On September 7, regarding the insurer’s duty to defend in a long latency occupational‑disease case, the Louisiana Supreme Court adopted the pro-rata allocation method, holding that defense costs should be prorated among insurers (based on their time on the risk during the exposure period) and the insured (based on the time during the exposure period when the insured did not have insurance coverage). In this case, with a long latency period and the insurer having limited time on the risk, the pro‑rata share of defense costs for the insurer was less than four percent.

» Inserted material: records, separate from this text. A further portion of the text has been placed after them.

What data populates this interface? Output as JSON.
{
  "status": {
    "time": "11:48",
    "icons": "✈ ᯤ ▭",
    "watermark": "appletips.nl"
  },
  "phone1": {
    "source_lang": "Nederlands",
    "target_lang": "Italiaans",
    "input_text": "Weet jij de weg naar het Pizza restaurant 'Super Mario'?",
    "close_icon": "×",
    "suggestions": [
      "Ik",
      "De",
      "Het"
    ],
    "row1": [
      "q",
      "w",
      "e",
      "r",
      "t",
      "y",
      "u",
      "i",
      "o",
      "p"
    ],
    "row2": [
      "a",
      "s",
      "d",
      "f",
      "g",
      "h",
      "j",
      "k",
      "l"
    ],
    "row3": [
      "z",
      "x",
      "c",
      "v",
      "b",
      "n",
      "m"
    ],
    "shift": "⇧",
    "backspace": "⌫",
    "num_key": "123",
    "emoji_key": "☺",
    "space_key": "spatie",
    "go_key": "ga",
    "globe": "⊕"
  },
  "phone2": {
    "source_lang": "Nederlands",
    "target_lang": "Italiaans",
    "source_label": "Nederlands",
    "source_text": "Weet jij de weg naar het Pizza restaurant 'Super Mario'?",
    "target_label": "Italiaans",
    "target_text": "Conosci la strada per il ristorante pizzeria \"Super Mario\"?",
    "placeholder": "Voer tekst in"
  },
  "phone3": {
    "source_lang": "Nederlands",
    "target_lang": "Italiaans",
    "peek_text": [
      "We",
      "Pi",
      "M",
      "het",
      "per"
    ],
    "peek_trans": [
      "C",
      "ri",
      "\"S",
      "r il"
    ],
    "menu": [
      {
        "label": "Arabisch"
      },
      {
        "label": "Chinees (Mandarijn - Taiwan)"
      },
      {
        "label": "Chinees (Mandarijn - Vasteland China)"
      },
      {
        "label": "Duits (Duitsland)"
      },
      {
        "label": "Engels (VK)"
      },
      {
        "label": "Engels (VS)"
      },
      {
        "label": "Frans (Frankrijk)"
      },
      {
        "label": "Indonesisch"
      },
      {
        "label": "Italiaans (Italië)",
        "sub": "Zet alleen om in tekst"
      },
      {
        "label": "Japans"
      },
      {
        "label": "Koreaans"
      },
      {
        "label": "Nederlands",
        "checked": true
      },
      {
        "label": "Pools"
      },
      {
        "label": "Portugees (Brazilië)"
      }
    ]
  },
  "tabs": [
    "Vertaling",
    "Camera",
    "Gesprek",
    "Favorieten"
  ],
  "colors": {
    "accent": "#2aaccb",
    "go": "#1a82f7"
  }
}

A question is whether the Court’s ruling will extend to property-damage cases where the exposure test is used to determine an occurrence under the policy. The majority opinion and a concurring opinion by Justice Crichton stressed that long latency occupational-disease cases are “unique” and indicated that the Court’s holding should not necessarily be extended beyond cases involving long latency disease claims. However, the majority opinion and a concurring opinion by Justice Knoll also emphasized the preamble-paragraph wording in the main insuring agreement that the company will pay bodily injury or property damage “to which this insurance applies” and will defend any suit “on account of such bodily injury or property damage.”
Also, noting that other states like Texas use a joint and several allocation method where the insurers pay all defense costs, the Court did not address the question of which state’s law regarding allocation of defense costs should be used in a Louisiana case when the policy is issued to an insured in another state that has adopted the joint and several approach. Arceneaux v. Amstar Corp., 15‑0588 (9/7/16).